Abstract

The emergence of post-silicon nano-devices and the coming trillion-sensor era driven by the Internet of Things have led to a search for alternative computational paradigms that can efficiently derive useful information from abundant data while enable efficient hardware implementations under significant device variations. Such computational paradigms may emerge as we explore the information processing in biological sensory systems, which achieve unparalleled performance and energy efficiency with mediocre and unreliable components. This paper presents a neuro-inspired spike pattern classifier for an artificial olfactory system, where an analog feature extraction gas sensing front end first converts sensor array information into spike patterns. The spike pattern classifier consists of a transformation of the input spikes into high-dimensional sparse vectors and a cortical memory model.
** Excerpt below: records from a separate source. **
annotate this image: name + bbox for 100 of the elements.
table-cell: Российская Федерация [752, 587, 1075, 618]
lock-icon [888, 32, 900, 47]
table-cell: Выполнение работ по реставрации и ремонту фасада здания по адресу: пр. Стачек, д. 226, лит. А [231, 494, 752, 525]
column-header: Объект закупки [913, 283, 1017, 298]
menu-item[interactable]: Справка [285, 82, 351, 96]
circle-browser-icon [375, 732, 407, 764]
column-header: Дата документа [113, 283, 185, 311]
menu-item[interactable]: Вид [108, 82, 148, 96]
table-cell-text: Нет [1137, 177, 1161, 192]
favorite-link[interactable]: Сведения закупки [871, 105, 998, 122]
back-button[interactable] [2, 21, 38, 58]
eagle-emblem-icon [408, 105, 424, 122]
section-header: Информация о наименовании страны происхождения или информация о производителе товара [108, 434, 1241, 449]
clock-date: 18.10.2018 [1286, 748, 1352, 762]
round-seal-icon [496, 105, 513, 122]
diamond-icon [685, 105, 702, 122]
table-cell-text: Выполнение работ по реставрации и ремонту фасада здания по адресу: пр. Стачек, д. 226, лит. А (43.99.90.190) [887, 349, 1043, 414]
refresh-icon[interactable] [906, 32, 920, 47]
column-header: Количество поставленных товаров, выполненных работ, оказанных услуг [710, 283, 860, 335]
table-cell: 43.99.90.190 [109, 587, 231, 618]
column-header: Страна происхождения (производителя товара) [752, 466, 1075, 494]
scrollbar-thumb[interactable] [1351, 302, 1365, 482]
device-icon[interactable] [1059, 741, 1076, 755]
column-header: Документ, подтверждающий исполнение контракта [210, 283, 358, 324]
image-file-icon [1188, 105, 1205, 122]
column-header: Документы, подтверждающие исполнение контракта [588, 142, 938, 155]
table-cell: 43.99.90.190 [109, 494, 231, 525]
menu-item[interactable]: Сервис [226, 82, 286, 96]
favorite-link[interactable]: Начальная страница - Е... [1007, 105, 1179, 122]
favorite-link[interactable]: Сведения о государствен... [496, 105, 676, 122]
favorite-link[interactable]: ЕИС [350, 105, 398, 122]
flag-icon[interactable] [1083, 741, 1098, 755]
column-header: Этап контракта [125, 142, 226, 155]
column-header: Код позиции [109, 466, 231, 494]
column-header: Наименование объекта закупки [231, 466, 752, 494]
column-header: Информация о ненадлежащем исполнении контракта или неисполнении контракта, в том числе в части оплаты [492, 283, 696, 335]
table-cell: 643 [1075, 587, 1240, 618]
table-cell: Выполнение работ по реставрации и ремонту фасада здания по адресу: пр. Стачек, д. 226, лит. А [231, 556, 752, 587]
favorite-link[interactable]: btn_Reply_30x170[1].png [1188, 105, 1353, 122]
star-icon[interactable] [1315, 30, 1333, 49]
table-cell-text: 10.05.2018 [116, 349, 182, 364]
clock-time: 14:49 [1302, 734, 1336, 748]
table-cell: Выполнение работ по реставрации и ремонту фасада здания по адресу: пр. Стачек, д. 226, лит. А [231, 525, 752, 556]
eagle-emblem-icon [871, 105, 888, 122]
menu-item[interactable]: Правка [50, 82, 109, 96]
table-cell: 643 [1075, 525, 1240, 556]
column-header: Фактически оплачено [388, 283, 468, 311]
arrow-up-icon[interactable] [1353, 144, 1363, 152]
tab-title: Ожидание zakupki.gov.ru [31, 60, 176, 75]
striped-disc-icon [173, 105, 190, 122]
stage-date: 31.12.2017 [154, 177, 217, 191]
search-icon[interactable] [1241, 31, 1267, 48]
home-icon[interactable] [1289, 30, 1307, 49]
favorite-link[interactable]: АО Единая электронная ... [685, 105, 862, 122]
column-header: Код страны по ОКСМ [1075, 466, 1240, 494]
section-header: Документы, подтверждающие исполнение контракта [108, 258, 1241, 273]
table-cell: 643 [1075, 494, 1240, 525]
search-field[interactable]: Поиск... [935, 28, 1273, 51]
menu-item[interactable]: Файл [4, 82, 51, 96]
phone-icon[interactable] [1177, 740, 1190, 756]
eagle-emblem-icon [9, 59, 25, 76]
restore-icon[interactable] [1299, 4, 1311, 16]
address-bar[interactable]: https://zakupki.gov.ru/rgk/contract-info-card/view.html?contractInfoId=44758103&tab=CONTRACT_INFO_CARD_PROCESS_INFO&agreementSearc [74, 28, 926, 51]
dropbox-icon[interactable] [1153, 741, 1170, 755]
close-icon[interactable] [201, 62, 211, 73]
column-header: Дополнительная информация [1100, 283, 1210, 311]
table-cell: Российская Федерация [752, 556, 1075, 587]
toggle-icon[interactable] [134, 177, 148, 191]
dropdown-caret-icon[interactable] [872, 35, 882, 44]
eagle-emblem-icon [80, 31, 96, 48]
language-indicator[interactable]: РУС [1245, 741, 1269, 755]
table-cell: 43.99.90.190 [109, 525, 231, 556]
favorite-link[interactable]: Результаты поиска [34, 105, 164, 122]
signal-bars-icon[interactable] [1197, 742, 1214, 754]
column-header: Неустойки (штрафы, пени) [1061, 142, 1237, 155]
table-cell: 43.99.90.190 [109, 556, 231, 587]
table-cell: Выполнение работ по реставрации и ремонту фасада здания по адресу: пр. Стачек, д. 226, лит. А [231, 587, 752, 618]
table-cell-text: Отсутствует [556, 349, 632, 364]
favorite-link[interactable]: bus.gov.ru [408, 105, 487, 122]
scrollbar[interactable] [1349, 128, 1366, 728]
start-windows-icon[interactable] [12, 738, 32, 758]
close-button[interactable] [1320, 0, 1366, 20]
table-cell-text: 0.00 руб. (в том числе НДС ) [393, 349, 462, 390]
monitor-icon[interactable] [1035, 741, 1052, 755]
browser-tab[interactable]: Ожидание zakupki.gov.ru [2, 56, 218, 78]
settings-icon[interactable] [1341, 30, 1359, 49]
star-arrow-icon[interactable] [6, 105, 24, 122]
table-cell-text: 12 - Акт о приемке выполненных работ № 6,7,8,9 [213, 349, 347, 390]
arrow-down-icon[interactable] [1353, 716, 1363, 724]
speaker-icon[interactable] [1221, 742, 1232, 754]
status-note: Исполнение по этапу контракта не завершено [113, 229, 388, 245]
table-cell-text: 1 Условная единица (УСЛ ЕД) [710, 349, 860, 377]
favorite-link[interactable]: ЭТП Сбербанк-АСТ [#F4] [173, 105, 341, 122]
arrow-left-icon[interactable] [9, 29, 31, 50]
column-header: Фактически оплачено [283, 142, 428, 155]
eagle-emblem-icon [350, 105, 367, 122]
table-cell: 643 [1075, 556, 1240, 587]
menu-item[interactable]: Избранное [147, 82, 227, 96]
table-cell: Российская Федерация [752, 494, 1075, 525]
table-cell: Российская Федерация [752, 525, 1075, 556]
The transformation is based on a random sampling scheme that can be efficiently performed with circuits exhibiting large parametric variations. An associative memory is used to perform fast and efficient storage and retrieval of the sparse vectors. The classifier achieves an output retrieval fidelity of 0.97 with a Fano factor ( $\sigma /\mu $ ) of 0.0143 when it is implemented with delay cells having a delay Fano factor of 1.6759. This is 117 times of reduction in parametric spread. It is also robust against operation failures: the output fidelity is still greater than 0.8 even when the probability of operation failure reaches 0.45.